Listen Labs and Talat are both AI meeting assistants for recording, transcription, and summaries, compared here on pricing, features, and workflow fit. Listen Labs: Enterprise AI customer research platform that recruits participants, runs AI-moderated interviews, and delivers executive-ready insight reports. Talat: A privacy-first desktop meeting notes app that records and transcribes calls entirely on your own machine, with no bot and no cloud upload. They overlap on ai-meeting-assistants, so the right pick depends on team size, budget, and which meeting workflows you automate.
For ai-meeting-assistants workflows, shortlist Listen Labs when replacing or supplementing surveys with scalable ai-led customer interviews matters most, and Talat when recording and transcribing meetings without sending audio to the cloud matters most.

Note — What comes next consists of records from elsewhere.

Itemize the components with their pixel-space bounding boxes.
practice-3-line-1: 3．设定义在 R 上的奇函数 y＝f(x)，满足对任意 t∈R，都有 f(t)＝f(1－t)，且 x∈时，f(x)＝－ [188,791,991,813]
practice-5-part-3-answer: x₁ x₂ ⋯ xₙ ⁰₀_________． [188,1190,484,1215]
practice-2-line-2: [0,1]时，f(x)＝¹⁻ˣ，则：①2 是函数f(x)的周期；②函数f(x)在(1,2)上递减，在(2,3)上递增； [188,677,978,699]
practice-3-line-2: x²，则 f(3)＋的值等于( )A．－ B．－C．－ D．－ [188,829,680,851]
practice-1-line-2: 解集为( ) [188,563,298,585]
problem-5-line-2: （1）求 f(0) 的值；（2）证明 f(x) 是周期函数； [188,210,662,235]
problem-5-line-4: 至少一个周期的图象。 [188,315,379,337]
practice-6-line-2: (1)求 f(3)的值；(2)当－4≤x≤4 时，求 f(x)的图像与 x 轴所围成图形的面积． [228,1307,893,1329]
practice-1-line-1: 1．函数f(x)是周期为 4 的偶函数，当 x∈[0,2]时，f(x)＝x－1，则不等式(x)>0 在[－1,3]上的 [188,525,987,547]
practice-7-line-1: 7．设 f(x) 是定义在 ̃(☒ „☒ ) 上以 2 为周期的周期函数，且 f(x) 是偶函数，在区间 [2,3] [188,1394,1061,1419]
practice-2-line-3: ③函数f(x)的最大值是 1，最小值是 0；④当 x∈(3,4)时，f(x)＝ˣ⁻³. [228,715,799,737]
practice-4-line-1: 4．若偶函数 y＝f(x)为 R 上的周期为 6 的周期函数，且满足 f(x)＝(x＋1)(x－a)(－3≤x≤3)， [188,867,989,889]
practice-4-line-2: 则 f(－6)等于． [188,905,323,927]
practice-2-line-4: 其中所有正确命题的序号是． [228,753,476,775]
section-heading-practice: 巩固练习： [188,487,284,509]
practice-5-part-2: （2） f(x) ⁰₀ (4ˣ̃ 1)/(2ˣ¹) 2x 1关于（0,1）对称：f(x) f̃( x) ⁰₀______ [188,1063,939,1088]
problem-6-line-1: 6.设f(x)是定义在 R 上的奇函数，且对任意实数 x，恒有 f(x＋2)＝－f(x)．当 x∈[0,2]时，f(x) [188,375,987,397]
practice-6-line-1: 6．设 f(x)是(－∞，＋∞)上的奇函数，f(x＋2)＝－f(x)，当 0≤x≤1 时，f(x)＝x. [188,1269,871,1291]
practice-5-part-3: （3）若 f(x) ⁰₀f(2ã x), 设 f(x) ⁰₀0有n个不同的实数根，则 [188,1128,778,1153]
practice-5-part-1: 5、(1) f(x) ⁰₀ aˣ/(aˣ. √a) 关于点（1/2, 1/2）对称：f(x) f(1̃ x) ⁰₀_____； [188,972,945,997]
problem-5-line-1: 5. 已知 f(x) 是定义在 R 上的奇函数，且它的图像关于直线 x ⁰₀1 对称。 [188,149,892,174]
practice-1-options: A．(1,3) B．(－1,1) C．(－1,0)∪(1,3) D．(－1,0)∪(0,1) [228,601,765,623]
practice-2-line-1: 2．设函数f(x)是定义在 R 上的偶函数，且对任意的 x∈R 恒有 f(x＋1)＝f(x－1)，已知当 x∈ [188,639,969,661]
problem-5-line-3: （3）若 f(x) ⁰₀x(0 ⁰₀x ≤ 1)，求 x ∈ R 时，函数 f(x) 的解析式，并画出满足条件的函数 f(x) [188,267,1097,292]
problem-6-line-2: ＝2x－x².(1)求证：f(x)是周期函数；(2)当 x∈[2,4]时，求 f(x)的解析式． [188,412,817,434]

Both record across Zoom, Google Meet, and Microsoft Teams; trial each on real meetings before committing.
Enterprise AI customer research platform that recruits participants, runs AI-moderated interviews, and delivers executive-ready insight reports.
AI interviewer running personalized video, audio, and text interviewsAutomated key themes, takeaways, and persona generationExecutive-ready reports with highlight reels and slide decks
A privacy-first desktop meeting notes app that records and transcribes calls entirely on your own machine, with no bot and no cloud upload.
Captures microphone and system audio from Zoom, Teams, Meet, and FaceTimeFully local, on-device recording and transcription with no cloud uploadLocal search across all previously recorded meetings
Listen Labs is a free tier with paid upgrades (freemium); Talat is a free tier with paid upgrades (freemium). Always confirm current pricing on each vendor's site before buying.
AI interviewer running personalized video, audio, and text interviews
Fully local, on-device recording and transcription with no cloud upload
Standout feature
Global participant recruitment with bring-your-own-audience option
Captures microphone and system audio from Zoom, Teams, Meet, and FaceTime
Team usage
Stimulus testing with videos, images, and Figma prototypes
Real-time speaker identification with editable transcript segments
Integrations
Automated key themes, takeaways, and persona generation
On-device LLM summaries of key points, decisions, and action items
Languages & capture
Executive-ready reports with highlight reels and slide decks
Markdown export to tools like Obsidian, plus webhooks and MCP support
Best-fit workflow
Support for 100+ languages with translation and transcription
Local search across all previously recorded meetings
Best for
Listen Labs
Choose Listen Labs if you need replacing or supplementing surveys with scalable ai-led customer interviews — strengths include end-to-end automation from recruitment to executive-ready deliverables.
Talat
Choose Talat if you need recording and transcribing meetings without sending audio to the cloud — strengths include audio and notes never leave the device, supporting strong privacy and offline use.
Pros & cons
Listen Labs
+ End-to-end automation from recruitment to executive-ready deliverables
+ Large global participant network reduces sourcing effort
- Enterprise positioning may exceed the needs and budgets of small teams
Talat
+ Audio and notes never leave the device, supporting strong privacy and offline use
+ One-time purchase model rather than a recurring subscription
- Limited to Apple Silicon Macs and Windows, with no mobile or web version
FAQ
Is Listen Labs or Talat better for AI meeting notes?
It depends on your workflow. Listen Labs is strong for replacing or supplementing surveys with scalable ai-led customer interviews, while Talat is strong for recording and transcribing meetings without sending audio to the cloud. Both transcribe and summarize meetings.
How do Listen Labs and Talat compare on price?
Listen Labs is a free tier with paid upgrades and Talat is a free tier with paid upgrades. Check each vendor's pricing page for the latest plans and free-tier limits.
Can I use both Listen Labs and Talat?
Yes. Many teams run more than one meeting assistant when the workflows are complementary and the budget is justified.